Le bilan est lourd : quatre blessés, dont un en état grave. Deux détenus ont été soignés sur place, tandis que le premier blessé grave a nécessité une extraction médicale immédiate et une opération en urgence pour une éventration, nécessitant plus de 40 points de suture. Il est toujours hospitalisé. Le second, extrait durant le service de nuit sous escorte à trois, présentait de multiples blessures et une épaule déboîtée. Considéré comme le principal protagoniste, il a été placé en garde à vue après son passage à l’hôpital.
Les premiers soins ont été prodigués par les agents pénitentiaires, plusieurs d’entre eux ayant dû être placés en protocole AES. Les constatations ont été réalisées par la police et la police technique et scientifique durant le service de nuit. Un nombre impressionnant d’armes artisanales a été saisi : lames de rasoir fixées sur des manches de brosse à dents, couteaux de fortune… Les lieux portaient encore les stigmates de la violence, avec du sang retrouvé en quantité dans la promenade et les couloirs de détention.
FO Justice dénonce une situation de plus en plus insécuritaire à la maison d’arrêt d’Amiens, exacerbée par une surpopulation avoisinant les 200 %. Les transferts de détenus particulièrement signalés (MOS) vers l’établissement se poursuivent sans qu’il n’y ait de départs en contrepartie, même pour ceux impliqués dans des actes de violence envers le personnel.
FO Justice alerte également sur le manque de moyens humains et matériels criant. Depuis plusieurs années, le service de nuit fonctionne avec seulement sept agents au lieu de huit. Les équipements de communication sont largement défaillants, avec 30 % des ICOM en réparation et 30 % hors service faute de batteries, malgré les démarches effectuées par la direction locale, qui se heurtent à un refus de la direction interrégionale. De plus, la mise en place des équipes ELSP s’est faite à effectif constant, aggravant encore la charge de travail.

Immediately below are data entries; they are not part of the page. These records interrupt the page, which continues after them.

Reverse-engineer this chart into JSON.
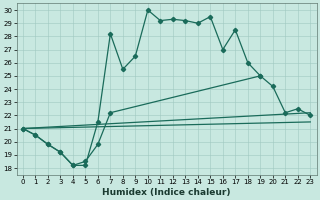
{
  "bg_color": "#c8e8e0",
  "grid_color": "#a0c8c0",
  "line_color": "#1a6b5a",
  "xlabel": "Humidex (Indice chaleur)",
  "xlim": [
    -0.5,
    23.5
  ],
  "ylim": [
    17.5,
    30.5
  ],
  "xticks": [
    0,
    1,
    2,
    3,
    4,
    5,
    6,
    7,
    8,
    9,
    10,
    11,
    12,
    13,
    14,
    15,
    16,
    17,
    18,
    19,
    20,
    21,
    22,
    23
  ],
  "yticks": [
    18,
    19,
    20,
    21,
    22,
    23,
    24,
    25,
    26,
    27,
    28,
    29,
    30
  ],
  "curve1_x": [
    0,
    1,
    2,
    3,
    4,
    5,
    6,
    7,
    8,
    9,
    10,
    11,
    12,
    13,
    14,
    15,
    16,
    17,
    18,
    19,
    20,
    21,
    22,
    23
  ],
  "curve1_y": [
    21.0,
    20.5,
    19.8,
    19.2,
    18.2,
    18.2,
    21.5,
    28.2,
    25.5,
    26.5,
    30.0,
    29.2,
    29.3,
    29.2,
    29.0,
    29.5,
    27.0,
    28.5,
    26.0,
    25.0,
    null,
    null,
    null,
    null
  ],
  "curve2_x": [
    0,
    1,
    2,
    3,
    4,
    5,
    6,
    7,
    19,
    20,
    21,
    22,
    23
  ],
  "curve2_y": [
    21.0,
    20.5,
    19.8,
    19.2,
    18.2,
    18.5,
    19.8,
    22.2,
    25.0,
    24.2,
    22.2,
    22.5,
    22.0
  ],
  "line3_x": [
    0,
    23
  ],
  "line3_y": [
    21.0,
    22.2
  ],
  "line4_x": [
    0,
    23
  ],
  "line4_y": [
    21.0,
    21.5
  ],
  "tick_fontsize": 5,
  "label_fontsize": 6.5
}
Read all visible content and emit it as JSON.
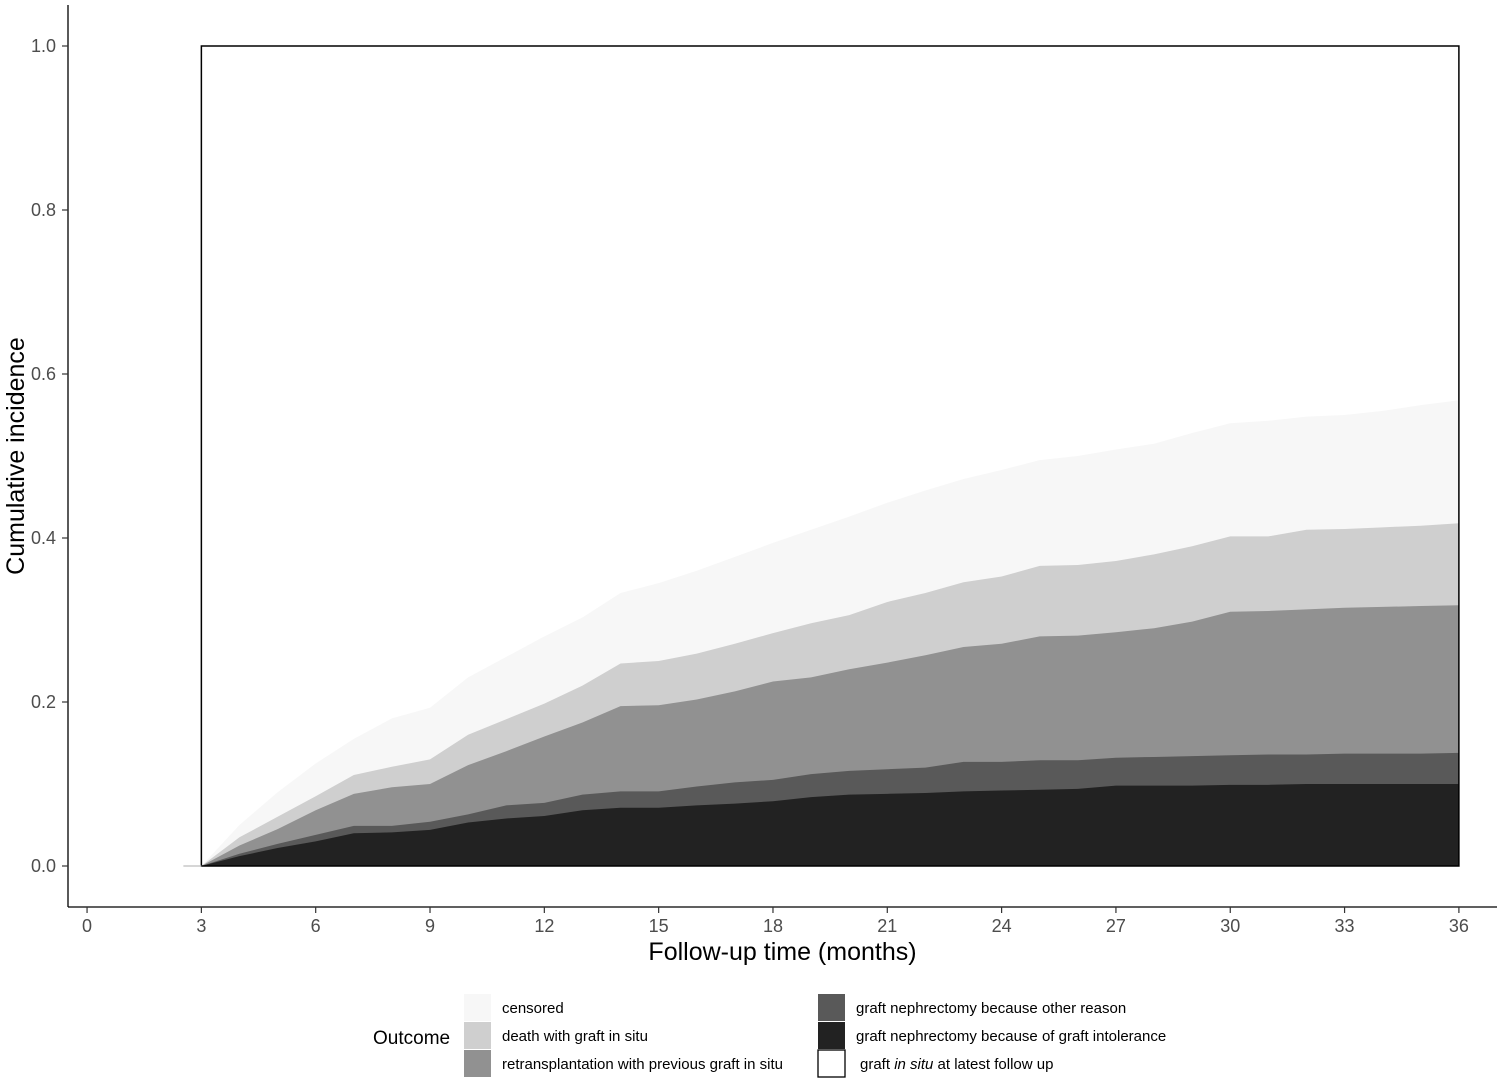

Face à cette situation intenable, FO Justice exige le transfert immédiat de l’ensemble des protagonistes de cette rixe et réaffirme la nécessité d’un renforcement des effectifs et des moyens matériels pour garantir la sécurité des agents et de l’établissement.
FO Justice tient à souligner le professionnalisme et le sang-froid des personnels de la maison d’arrêt d’Amiens, qui ont su gérer cette crise avec efficacité malgré des conditions de travail toujours plus difficiles.